Hussain Kazmi is currently an FWO postdoctoral research fellow at KU Leuven, where his research is at the intersection of machine learning, optimal decision making and energy. His core area of expertise lies in developing algorithms that integrate domain expertise and downstream task information into data-driven models for smart(er) energy systems. Very recently, this research work has received the annual award of the International Institute of Forecasters. Currently, he leads a cross-European EIT InnoEnergy working group aimed at developing a data science program for energy engineers.
He holds a PhD at the intersection of data science and energy engineering from KU Leuven (2019), as well as MSc degrees in Sustainable Energy Technology, and Energy and Nuclear Engineering from Technical University of Eindhoven (The Netherlands) and Politecnico di Torino (Italy) respectively. In 2021, he was a visiting research scholar at KTH Royal Institute of Technology (Sweden). As the first data scientist at two different Belgian clean energy startups (Enervalis and iLECO), he has also helped set up data science teams in applied settings.
Peter Prater is a well-known face in the Public Safety ICT world, his commitment and passion evidenced through being the Founder and Chair of the International Critical Control Rooms Alliance (www.iccraonline.com), a long-time supporter of the TCCA and a Life Member of British APCO where he fulfilled many roles between 1994 and 2018.
Peter is Hexagon’s UK Managing Director for its Safety, Infrastructure & Geospatial division. Since taking up this appointment the team secured the contract to replace London’s Metropolitan Police Service’s aged command and control solution. He is passionate about the role and operation of critical control rooms and particularly how these are influenced by changes in technology and how they can support the Safe Cities agenda
Prior to Hexagon, Peter started his working life as a user when he served for 15 years throughout the world with the British Army’s Royal Corps of Signals. Following his army career Peter worked as an independent consultant for 14 years, rising to Head of ICT Consulting at Hyder Consulting before joining Frequentis in 2009 in the role of Key Account Manager for its relationship with the Metropolitan Police Service. Peter’s background then is firmly based in the deployment and use of mobile and fixed communications and command and control systems in support of critical operations.

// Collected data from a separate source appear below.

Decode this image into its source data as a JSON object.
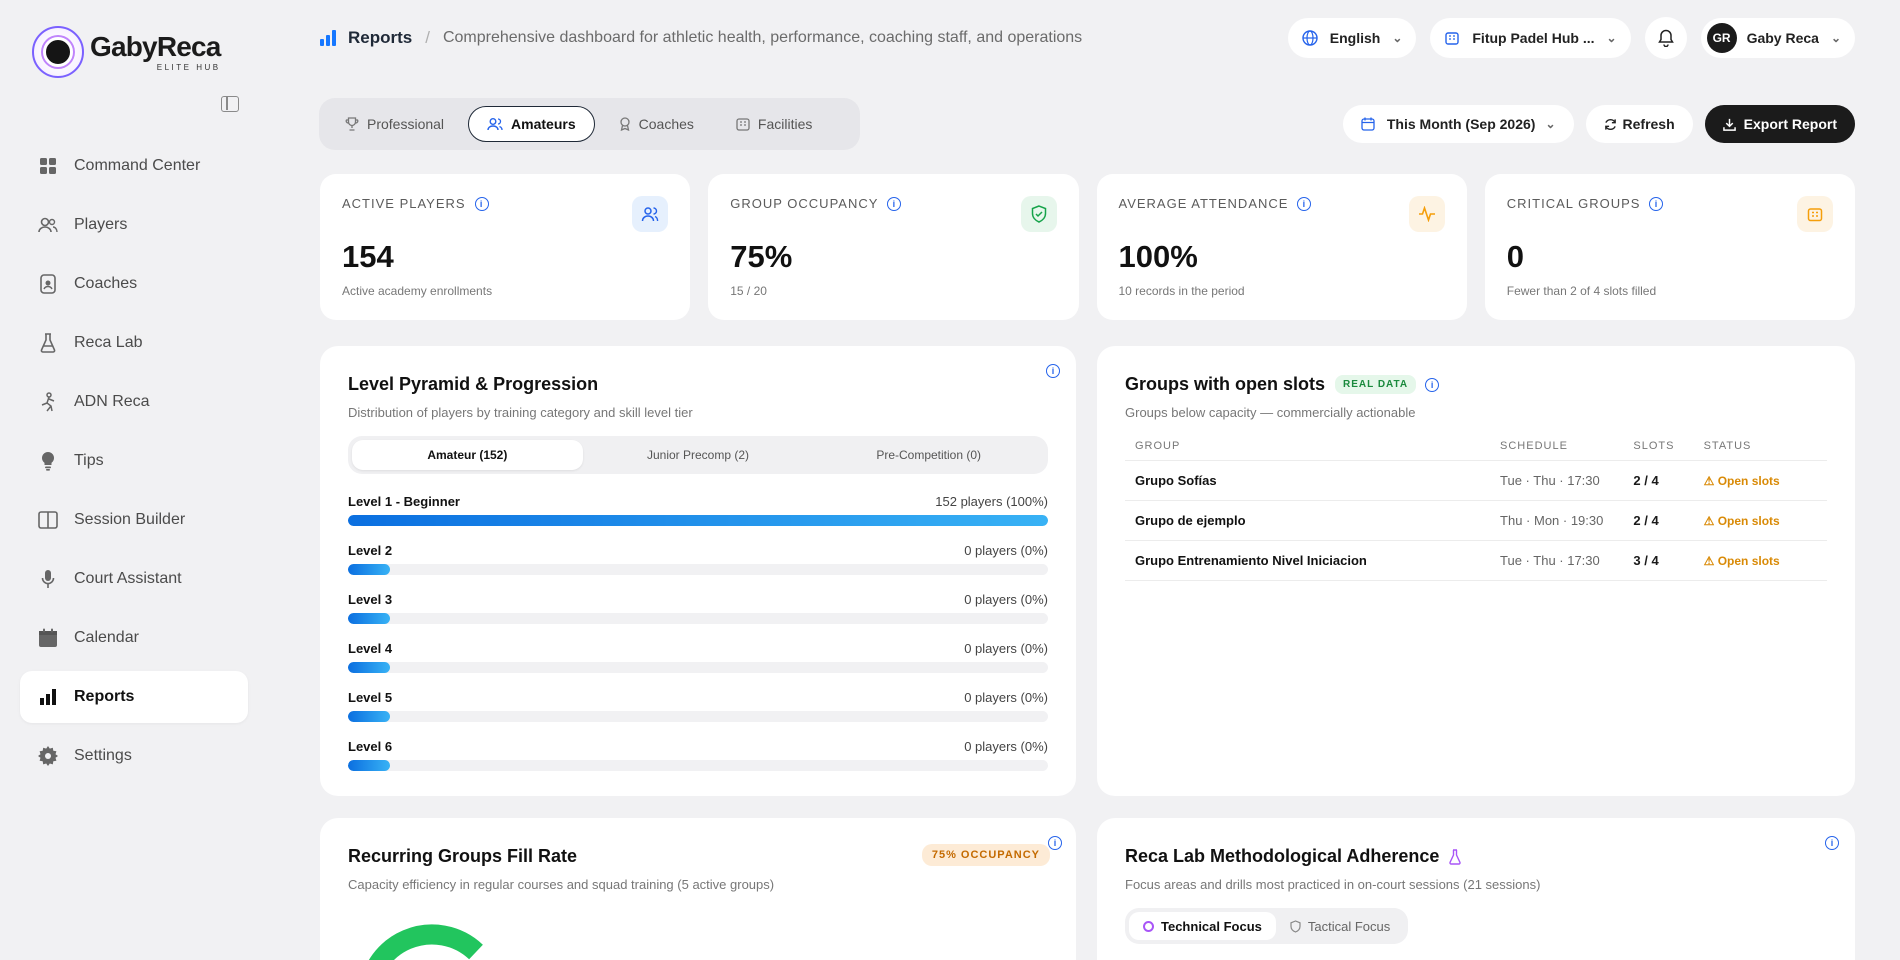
{
  "brand": {
    "name": "GabyReca",
    "tagline": "ELITE HUB"
  },
  "sidebar": {
    "items": [
      {
        "label": "Command Center",
        "icon": "grid-icon"
      },
      {
        "label": "Players",
        "icon": "users-icon"
      },
      {
        "label": "Coaches",
        "icon": "badge-icon"
      },
      {
        "label": "Reca Lab",
        "icon": "flask-icon"
      },
      {
        "label": "ADN Reca",
        "icon": "dna-icon"
      },
      {
        "label": "Tips",
        "icon": "lightbulb-icon"
      },
      {
        "label": "Session Builder",
        "icon": "book-icon"
      },
      {
        "label": "Court Assistant",
        "icon": "mic-icon"
      },
      {
        "label": "Calendar",
        "icon": "calendar-icon"
      },
      {
        "label": "Reports",
        "icon": "bar-chart-icon",
        "active": true
      },
      {
        "label": "Settings",
        "icon": "gear-icon"
      }
    ]
  },
  "header": {
    "title": "Reports",
    "separator": "/",
    "description": "Comprehensive dashboard for athletic health, performance, coaching staff, and operations",
    "language": "English",
    "venue": "Fitup Padel Hub ...",
    "user_initials": "GR",
    "user_name": "Gaby Reca"
  },
  "tabs": [
    {
      "label": "Professional"
    },
    {
      "label": "Amateurs",
      "active": true
    },
    {
      "label": "Coaches"
    },
    {
      "label": "Facilities"
    }
  ],
  "actions": {
    "period": "This Month (Sep 2026)",
    "refresh": "Refresh",
    "export": "Export Report"
  },
  "kpis": [
    {
      "label": "ACTIVE PLAYERS",
      "value": "154",
      "sub": "Active academy enrollments",
      "color": "#2563eb",
      "bg": "#e6f0fd"
    },
    {
      "label": "GROUP OCCUPANCY",
      "value": "75%",
      "sub": "15 / 20",
      "color": "#16a34a",
      "bg": "#e7f6ec"
    },
    {
      "label": "AVERAGE ATTENDANCE",
      "value": "100%",
      "sub": "10 records in the period",
      "color": "#f59e0b",
      "bg": "#fdf3e3"
    },
    {
      "label": "CRITICAL GROUPS",
      "value": "0",
      "sub": "Fewer than 2 of 4 slots filled",
      "color": "#f59e0b",
      "bg": "#fdf3e3"
    }
  ],
  "pyramid": {
    "title": "Level Pyramid & Progression",
    "subtitle": "Distribution of players by training category and skill level tier",
    "segments": [
      "Amateur (152)",
      "Junior Precomp (2)",
      "Pre-Competition (0)"
    ],
    "levels": [
      {
        "name": "Level 1 - Beginner",
        "count": "152 players (100%)",
        "percent": 100
      },
      {
        "name": "Level 2",
        "count": "0 players (0%)",
        "percent": 0
      },
      {
        "name": "Level 3",
        "count": "0 players (0%)",
        "percent": 0
      },
      {
        "name": "Level 4",
        "count": "0 players (0%)",
        "percent": 0
      },
      {
        "name": "Level 5",
        "count": "0 players (0%)",
        "percent": 0
      },
      {
        "name": "Level 6",
        "count": "0 players (0%)",
        "percent": 0
      }
    ]
  },
  "open_slots": {
    "title": "Groups with open slots",
    "badge": "REAL DATA",
    "subtitle": "Groups below capacity — commercially actionable",
    "columns": [
      "GROUP",
      "SCHEDULE",
      "SLOTS",
      "STATUS"
    ],
    "rows": [
      {
        "group": "Grupo Sofías",
        "schedule": "Tue · Thu · 17:30",
        "slots": "2 / 4",
        "status": "Open slots"
      },
      {
        "group": "Grupo de ejemplo",
        "schedule": "Thu · Mon · 19:30",
        "slots": "2 / 4",
        "status": "Open slots"
      },
      {
        "group": "Grupo Entrenamiento Nivel Iniciacion",
        "schedule": "Tue · Thu · 17:30",
        "slots": "3 / 4",
        "status": "Open slots"
      }
    ]
  },
  "fill_rate": {
    "title": "Recurring Groups Fill Rate",
    "badge": "75% OCCUPANCY",
    "subtitle": "Capacity efficiency in regular courses and squad training (5 active groups)"
  },
  "adherence": {
    "title": "Reca Lab Methodological Adherence",
    "subtitle": "Focus areas and drills most practiced in on-court sessions (21 sessions)",
    "tabs": [
      "Technical Focus",
      "Tactical Focus"
    ]
  }
}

Francesco Corman received the M.S. degree in management engineering from Roma Tre University in 2006 and the Ph.D. degree from the Delft University of Technology in 2010. He is currently the Chair of the Transport Systems (Assistant Professor) at the Swiss Federal Institute of Technology, ETH Zurich, with main responsibilities in research and education in transport systems with a particular focus on analytics and optimization methods for railways, public transport and logistics system and their interconnection, with special focus on their operations.
Wilco Tielman is a data scientist at ProRail since 2015 and a guest researcher at the University of Utrecht within the Intelligent Systems group. He got his Msc degree in Technical Artificial Intelligence at the University of Utrecht. He has been working at ProRail on data science and AI related questions for the traffic control department, with the aim of closing the gap between research and practice.